Inspired by US training programs for small-business owners, BASE shortens the distance from idea to implementation by relying on volunteer mentors with an entrepreneurship background and on learning by doing. During the three-month program, participants master the basics of starting a business, as outlined in ABF’s Practical Handbook on Entrepreneurship: they learn how to develop their business ideas, why it is important to do a market study, how to talk to potential customers and suppliers, where to get start-up capital, how to price their goods and services, and much more. With the help of their mentors, they develop business plans that compete for funding at the program’s end.

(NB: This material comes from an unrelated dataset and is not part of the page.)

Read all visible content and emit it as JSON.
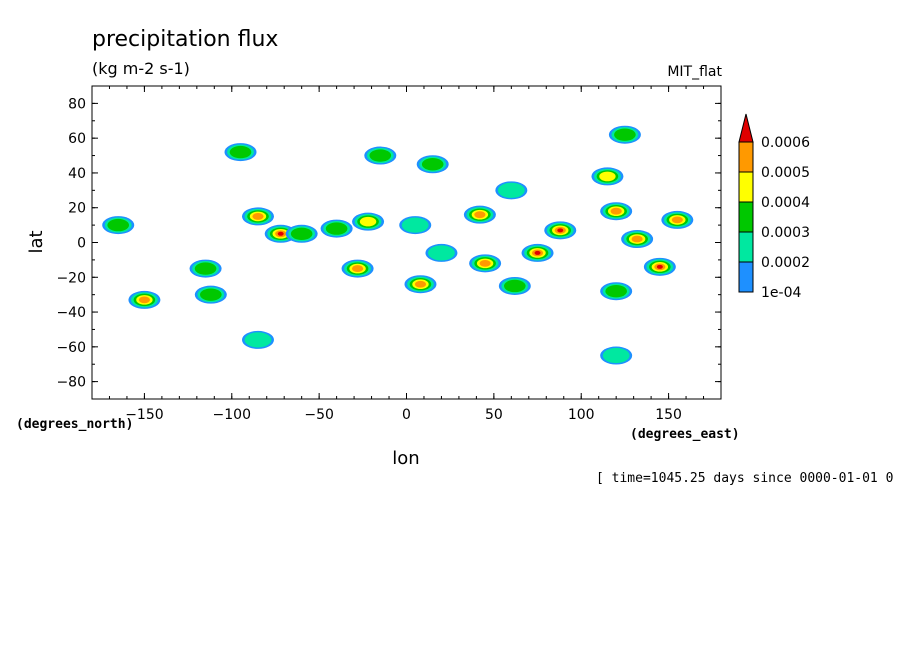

So far, 102 individuals have completed one of the five editions of the program, in Sofia, Mirkovo, Etropole, Panagyurishte, and Vratsa. Program participants presented 61 business plans and started or grew 58 small businesses as a result of the program. Among them is a bakery, a robotics course, a glassware workshop, a guest house, and a souvenir shop. About thirty mentors from different business fields have volunteered their time in the BASE program so far.

“Many of the participants already have a good idea, but they lack the knowledge to transform it into a functioning business, and sometimes also the courage to take the first step. BASE gives them the basic knowledge to get started and shows them that they are not alone. There are many like them who choose the path of entrepreneurship,” says Nadia Zaharieva, who manages the program for ABF and teaches the class on financial planning.

Mariya Tsacheva lived in the United States for many years and had never considered going into business by herself before she and her family moved back to Bulgaria in 2016. The BASE program encouraged her to give entrepreneurship a try. “The lecturers in the program were very interesting, and with their example, with the businesses they developed, they gave me moral support and the confidence that I could do it too,” she says. Currently, Mariya co-owns and manages a small bakery in the village of Chavdar.

Although she left the program more than a year ago, Mariya keeps in touch with some of her group members and mentors. “We succeed because we create a supportive community of entrepreneurs,” Nadia Zaharieva says.

Mariya’s bakery is Hristina Bairiakova’s first big client. The latter’s business plan won first prize in the Panagyurishte edition of the program in 2019. Hristina had been making cakes for friends for years but never mustered the courage to turn her hobby into a business. Thanks to BASE, this is about to change.

How do you know if entrepreneurship is right for you? Vladislav Simov offers a good litmus test of entrepreneurship potential:

“An entrepreneur is someone who is not satisfied with something in their life and has decided to change it. An entrepreneur is not happy with the status quo. An entrepreneur is not scared to dream. Entrepreneurship is freedom. If you want to live a better life and have more freedom to follow your personal happiness and goals, rather than follow others’, then you are an entrepreneur.”

ABF works in partnership with the Trust for Social Achievement, Industrial Cluster Srednogorie, the National Association of Small and Medium Businesses, ABLE (Association of Bulgarian Leaders & Entrepreneurs) and corporate partners to bring BASE to communities around Bulgaria. Five new program editions will be launched in the fall of 2019, two in Sofia and one each in Vratsa, Pleven, and the Srednogorie region.